Systems theory

Systems theory is the interdisciplinary study of systems, i.e. cohesive groups of interrelated, interdependent components that can be natural or human-made. Every system has causal boundaries, is influenced by its context, defined by its structure, function and role, and expressed through its relations with other systems. A system is "more than the sum of its parts" by expressing synergy or emergent behavior.

Changing one component of a system may affect other components or the whole system. It may be possible to predict these changes in patterns of behavior. For systems that learn and adapt, the growth and the degree of adaptation depend upon how well the system is engaged with its environment and other contexts influencing its organization. Some systems support other systems, maintaining the other system to prevent failure. The goals of systems theory are to model a system's dynamics, constraints, conditions, and relations; and to elucidate principles (such as purpose, measure, methods, tools) that can be discerned and applied to other systems at every level of nesting, and in a wide range of fields for achieving optimized equifinality.[1]
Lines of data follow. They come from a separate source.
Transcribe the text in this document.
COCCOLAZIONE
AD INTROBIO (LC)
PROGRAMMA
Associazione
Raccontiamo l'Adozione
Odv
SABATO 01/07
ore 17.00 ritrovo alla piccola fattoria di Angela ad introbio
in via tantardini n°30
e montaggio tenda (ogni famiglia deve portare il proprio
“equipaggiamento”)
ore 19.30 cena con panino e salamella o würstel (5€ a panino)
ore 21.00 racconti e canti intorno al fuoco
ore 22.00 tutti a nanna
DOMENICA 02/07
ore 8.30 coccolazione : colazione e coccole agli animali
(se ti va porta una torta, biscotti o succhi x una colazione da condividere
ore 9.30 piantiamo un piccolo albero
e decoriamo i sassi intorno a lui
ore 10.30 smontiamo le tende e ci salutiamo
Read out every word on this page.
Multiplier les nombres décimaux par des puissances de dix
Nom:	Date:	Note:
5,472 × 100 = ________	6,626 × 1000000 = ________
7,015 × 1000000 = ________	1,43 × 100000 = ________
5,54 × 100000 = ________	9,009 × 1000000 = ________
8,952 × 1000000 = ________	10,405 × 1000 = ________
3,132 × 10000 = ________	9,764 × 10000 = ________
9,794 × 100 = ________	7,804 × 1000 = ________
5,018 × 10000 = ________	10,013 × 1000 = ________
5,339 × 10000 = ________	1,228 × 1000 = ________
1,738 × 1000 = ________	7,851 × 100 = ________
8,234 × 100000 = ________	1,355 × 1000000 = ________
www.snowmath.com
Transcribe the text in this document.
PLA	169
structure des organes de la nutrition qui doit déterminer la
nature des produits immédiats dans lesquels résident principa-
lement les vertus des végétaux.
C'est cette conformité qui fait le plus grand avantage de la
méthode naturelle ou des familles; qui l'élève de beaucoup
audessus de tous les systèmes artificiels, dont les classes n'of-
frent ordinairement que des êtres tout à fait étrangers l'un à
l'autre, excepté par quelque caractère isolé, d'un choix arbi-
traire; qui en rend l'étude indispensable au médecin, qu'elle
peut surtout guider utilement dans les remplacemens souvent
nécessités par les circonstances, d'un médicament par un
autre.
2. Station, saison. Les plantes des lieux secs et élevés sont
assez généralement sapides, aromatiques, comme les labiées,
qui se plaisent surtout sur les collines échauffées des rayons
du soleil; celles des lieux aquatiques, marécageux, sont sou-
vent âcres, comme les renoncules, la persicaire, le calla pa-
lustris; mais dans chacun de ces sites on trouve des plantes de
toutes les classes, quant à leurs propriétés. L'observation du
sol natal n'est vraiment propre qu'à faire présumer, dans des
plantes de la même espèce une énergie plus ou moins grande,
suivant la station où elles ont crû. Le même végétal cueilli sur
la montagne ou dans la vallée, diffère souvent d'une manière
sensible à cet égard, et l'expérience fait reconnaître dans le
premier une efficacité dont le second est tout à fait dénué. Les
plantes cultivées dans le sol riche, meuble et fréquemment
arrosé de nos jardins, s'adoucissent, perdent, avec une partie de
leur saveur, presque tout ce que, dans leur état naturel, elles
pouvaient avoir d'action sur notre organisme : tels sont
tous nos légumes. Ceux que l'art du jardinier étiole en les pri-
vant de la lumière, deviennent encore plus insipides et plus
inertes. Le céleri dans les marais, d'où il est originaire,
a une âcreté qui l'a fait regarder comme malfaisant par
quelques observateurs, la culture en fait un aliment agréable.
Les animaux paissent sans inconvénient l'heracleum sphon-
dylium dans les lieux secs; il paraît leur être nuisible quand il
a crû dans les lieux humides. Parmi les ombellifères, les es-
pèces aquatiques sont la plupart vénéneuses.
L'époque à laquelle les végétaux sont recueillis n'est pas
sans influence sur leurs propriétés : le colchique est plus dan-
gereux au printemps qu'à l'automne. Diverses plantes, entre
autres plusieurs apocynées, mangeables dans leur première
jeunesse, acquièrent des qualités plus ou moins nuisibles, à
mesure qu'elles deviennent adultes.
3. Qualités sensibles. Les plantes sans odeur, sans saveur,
General systems theory is about developing broadly applicable concepts and principles, as opposed to concepts and principles specific to one domain of knowledge. It distinguishes dynamic or active systems from static or passive systems. Active systems are activity structures or components that interact in behaviours and processes or interrelate through formal contextual boundary conditions (attractors). Passive systems are structures and components that are being processed. For example, a program is passive when it is a disc file and active when it runs in memory.[2] The field is related to systems thinking, machine logic, and systems engineering.